The de-Broglie wavelength of an electron is the same as that of a photon. If velocity of electron is $$25\%$$ of the velocity of light, then the ratio of K.E. of electron and K.E. of photon will be:

We need to find the ratio of kinetic energies of an electron and a photon that have the same de Broglie wavelength, given that the electron's velocity is 25% of the speed of light.

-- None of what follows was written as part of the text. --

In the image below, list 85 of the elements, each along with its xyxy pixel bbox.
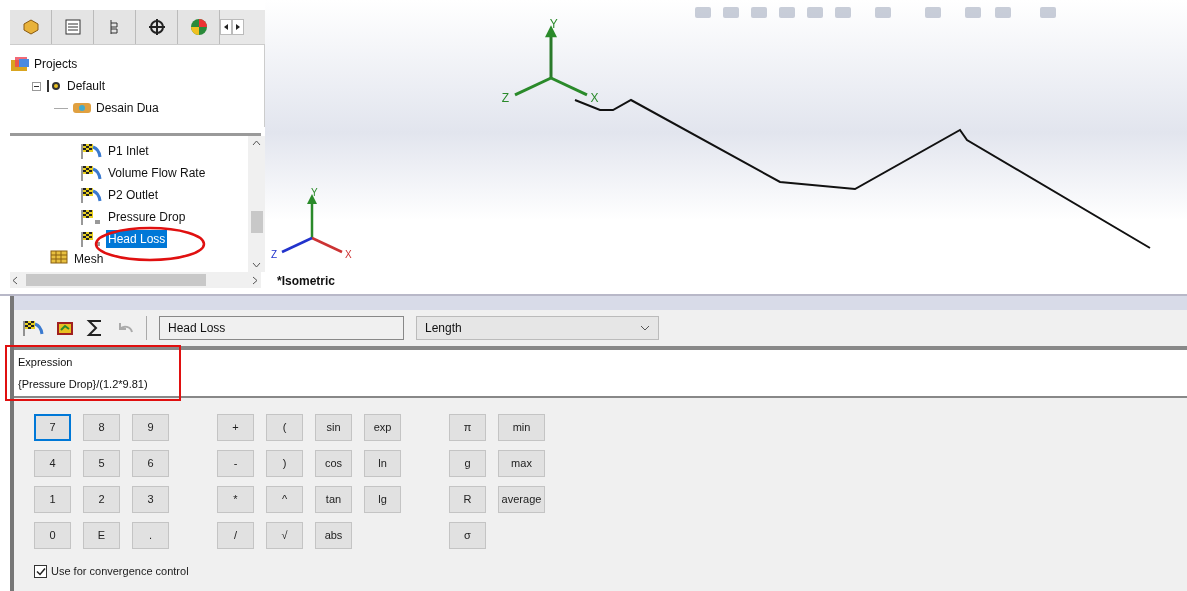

For the electron (using classical kinetic energy since $$v = 0.25c$$):

$$KE_e = \frac{1}{2}m_e v_e^2$$

We can also write this as: $$KE_e = \frac{p_e v_e}{2}$$ (since $$p_e = m_e v_e$$).

For the photon:

$$KE_{ph} = E_{ph} = pc = \frac{h}{\lambda} \cdot c = \frac{hc}{\lambda}$$

Since both have the same de Broglie wavelength $$\lambda$$:

For the electron: $$\lambda = \frac{h}{p_e}$$, so $$p_e = \frac{h}{\lambda}$$

For the photon: $$\lambda = \frac{h}{p_{ph}}$$, so $$p_{ph} = \frac{h}{\lambda}$$

Therefore, $$p_e = p_{ph}$$ (equal momenta).

$$\frac{KE_e}{KE_{ph}} = \frac{p_e v_e / 2}{p_{ph} \cdot c}$$

Since $$p_e = p_{ph}$$, these cancel:

$$\frac{KE_e}{KE_{ph}} = \frac{v_e}{2c} = \frac{0.25c}{2c} = \frac{1}{8}$$

The correct answer is Option (2): $$\frac{1}{8}$$.